Au théâtre des sourds, dans un tonnerre d’applaudissements silencieux, deux jeunes gens dans le public se regardent, rougissent, se plaisent. À l’extérieur, quelques brefs mots-signes et hochements d’épaules servent à dépasser leur timidité et fixer un dîner chez l’homme. Telle est la prémisse du premier film de Jean-Charles Mbotti Malolo bien nommé « Le Sens du toucher » et primé par le jury Format Court au Festival de Villeurbanne cette année.

Fasciné par l’idée de l’amour comme chorégraphie, le danseur-réalisateur conçoit une animation qui explore une relation basée sur deux personnages on ne peut plus contrastés. Louis est réservé, maniaque de la propreté, coincé, sévèrement allergique aux chats. Chloé, en revanche, est exactement son contraire, bordélique, décontractée, désinhibée, une grande amatrice de l’espèce féline, surtout lorsqu’il s’agit de mignons petits chatons. Les aléas du couple en quête d’un terrain d’entente malgré les différences flagrantes qui les opposent prennent la forme d’une saltation stylisée, mêlant gestuelles rythmées et pas de danse sur fond d’un scénario dramatique bien ficelé.

Le choix d’une image en 2D entièrement dessinée à la main (bien qu’inspirée de comédiens filmés) permet à la fois de doter d’un grand réalisme les mouvements gracieux de corps dansants et de dépasser les limites de la réalité. Ce sentiment paradoxal est renforcé par le choix de garder les roughs (brouillons) monochromatiques à l’image finale, ce qui confère parfois un effet brut à un dessin autrement lisse et plein de couleurs.

La danse retrouve son écho dans l’utilisation de la langue des signes, « non verbale » par excellence avec ses propres codes de mouvement et d’expression. D’ailleurs, l’intérêt esthétique de ce langage à part entière a vraisemblablement déterminé le choix narratif de protagonistes sourds-muets.

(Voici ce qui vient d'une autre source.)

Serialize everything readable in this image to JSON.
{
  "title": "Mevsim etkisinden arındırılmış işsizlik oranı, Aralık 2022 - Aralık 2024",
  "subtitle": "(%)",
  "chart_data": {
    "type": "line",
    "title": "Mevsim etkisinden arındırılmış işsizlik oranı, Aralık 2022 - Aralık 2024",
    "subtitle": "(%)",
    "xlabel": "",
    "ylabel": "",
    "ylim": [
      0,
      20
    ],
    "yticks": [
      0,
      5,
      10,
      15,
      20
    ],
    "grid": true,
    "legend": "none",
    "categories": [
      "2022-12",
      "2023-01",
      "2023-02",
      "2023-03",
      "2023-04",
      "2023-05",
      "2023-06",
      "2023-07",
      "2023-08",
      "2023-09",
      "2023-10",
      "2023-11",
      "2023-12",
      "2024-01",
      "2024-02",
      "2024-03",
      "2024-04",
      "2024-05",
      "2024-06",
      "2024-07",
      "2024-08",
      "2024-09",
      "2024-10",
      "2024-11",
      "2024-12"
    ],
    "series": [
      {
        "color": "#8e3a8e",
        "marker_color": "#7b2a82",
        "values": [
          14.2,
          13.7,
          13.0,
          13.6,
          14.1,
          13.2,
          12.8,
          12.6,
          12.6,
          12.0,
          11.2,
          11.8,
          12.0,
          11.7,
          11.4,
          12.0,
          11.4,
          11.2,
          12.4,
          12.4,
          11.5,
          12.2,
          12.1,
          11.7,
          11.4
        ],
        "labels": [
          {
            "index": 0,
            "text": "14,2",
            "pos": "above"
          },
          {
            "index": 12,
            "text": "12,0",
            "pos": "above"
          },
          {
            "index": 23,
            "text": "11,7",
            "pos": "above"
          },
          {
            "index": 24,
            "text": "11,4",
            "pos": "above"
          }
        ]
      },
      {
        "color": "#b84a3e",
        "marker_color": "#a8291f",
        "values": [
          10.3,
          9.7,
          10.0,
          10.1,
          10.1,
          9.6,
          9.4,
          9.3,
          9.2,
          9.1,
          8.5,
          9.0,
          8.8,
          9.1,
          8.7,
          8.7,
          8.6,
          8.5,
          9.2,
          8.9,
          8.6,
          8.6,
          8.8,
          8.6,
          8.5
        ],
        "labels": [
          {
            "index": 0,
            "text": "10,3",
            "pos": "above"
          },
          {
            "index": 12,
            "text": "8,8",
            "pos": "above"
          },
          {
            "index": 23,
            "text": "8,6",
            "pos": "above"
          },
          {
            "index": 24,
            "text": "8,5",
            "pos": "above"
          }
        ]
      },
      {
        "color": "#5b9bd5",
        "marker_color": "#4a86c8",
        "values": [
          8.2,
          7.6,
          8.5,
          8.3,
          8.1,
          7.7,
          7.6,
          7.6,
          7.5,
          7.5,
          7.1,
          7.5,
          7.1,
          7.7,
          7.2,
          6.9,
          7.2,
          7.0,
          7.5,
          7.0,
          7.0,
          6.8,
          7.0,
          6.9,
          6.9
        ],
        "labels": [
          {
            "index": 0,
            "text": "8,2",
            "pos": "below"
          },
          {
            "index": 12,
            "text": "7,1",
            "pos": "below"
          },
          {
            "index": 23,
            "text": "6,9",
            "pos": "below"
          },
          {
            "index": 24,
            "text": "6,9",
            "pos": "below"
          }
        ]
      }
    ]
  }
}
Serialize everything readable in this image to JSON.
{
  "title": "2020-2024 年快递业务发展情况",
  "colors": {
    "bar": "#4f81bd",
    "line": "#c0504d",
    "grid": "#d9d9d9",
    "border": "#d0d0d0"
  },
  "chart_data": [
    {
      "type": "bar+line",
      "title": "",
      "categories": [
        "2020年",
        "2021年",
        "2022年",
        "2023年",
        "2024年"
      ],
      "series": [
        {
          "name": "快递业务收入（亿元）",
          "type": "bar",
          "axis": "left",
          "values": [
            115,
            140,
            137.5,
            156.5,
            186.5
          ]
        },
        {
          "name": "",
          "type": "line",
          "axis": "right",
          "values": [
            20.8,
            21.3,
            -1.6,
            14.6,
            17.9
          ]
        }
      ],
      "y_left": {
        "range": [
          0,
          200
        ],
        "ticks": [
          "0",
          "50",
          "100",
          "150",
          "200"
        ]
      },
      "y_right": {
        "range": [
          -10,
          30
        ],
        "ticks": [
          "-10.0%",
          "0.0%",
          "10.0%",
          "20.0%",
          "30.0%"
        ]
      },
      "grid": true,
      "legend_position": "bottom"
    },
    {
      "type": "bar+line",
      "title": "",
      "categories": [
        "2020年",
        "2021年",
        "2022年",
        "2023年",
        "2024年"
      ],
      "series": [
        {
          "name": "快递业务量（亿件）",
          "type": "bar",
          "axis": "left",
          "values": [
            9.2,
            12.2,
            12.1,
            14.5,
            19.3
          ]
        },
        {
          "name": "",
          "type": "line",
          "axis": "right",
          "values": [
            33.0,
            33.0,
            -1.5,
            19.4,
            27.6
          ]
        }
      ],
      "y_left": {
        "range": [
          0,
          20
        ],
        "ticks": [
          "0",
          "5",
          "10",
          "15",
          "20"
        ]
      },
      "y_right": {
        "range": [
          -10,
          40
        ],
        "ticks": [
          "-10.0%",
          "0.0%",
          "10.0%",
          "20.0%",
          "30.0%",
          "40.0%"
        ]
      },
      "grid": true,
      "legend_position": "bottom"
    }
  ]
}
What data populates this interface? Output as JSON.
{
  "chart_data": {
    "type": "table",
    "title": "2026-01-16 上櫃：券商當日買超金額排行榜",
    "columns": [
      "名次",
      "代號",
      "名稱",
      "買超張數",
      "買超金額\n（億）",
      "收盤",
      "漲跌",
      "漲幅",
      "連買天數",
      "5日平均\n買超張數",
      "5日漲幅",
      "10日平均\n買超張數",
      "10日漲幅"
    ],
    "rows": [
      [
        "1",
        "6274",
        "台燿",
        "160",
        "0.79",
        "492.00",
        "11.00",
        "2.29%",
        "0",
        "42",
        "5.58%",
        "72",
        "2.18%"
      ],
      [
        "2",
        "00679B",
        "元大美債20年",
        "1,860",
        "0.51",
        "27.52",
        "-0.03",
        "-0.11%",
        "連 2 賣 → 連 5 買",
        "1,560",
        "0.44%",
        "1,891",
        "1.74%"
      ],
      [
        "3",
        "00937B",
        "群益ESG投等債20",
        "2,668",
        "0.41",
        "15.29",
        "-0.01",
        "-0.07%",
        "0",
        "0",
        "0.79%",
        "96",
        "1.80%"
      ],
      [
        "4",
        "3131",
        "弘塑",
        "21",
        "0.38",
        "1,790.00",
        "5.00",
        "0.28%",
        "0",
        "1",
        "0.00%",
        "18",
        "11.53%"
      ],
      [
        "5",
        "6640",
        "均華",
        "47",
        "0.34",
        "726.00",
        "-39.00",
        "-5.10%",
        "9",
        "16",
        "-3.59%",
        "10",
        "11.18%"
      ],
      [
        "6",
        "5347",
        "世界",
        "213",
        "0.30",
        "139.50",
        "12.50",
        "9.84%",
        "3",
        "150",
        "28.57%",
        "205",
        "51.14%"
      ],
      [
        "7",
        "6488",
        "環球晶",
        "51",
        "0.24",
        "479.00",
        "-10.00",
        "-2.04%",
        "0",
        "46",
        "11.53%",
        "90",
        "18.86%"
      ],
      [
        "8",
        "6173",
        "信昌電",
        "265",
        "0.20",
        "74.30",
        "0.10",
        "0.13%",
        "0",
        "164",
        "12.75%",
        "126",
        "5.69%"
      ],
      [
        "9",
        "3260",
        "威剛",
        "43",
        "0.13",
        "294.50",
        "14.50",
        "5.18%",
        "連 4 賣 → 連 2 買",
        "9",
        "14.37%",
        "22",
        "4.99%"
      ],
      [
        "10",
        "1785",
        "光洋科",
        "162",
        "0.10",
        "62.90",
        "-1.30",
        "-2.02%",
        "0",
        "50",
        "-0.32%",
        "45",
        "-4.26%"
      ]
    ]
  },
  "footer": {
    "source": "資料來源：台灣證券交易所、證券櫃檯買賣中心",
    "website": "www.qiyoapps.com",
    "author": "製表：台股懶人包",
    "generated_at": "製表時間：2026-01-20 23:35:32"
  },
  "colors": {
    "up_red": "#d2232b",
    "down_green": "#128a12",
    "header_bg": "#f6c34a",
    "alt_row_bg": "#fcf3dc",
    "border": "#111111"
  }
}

Pourtant, loin d’être un prétexte gratuit, ce parti pris aura permis à Mbotti Malolo de mener à bien un travail sensoriel poussé et cohérent, hautement synesthésique à tout moment. La bande-son y contribue considérablement : forcément dépourvue de tout dialogue et minimaliste à souhait, elle est soulignée par des bruitages et voix occasionnels, et une partition vocale rythmique – signée par la chanteuse Camille – pour accompagner le ballet visuel sans jamais prendre le dessus. Le résultat est un film poétique et touchant, délicatement équilibré entre fiction et danse, riche en émotions et sensations.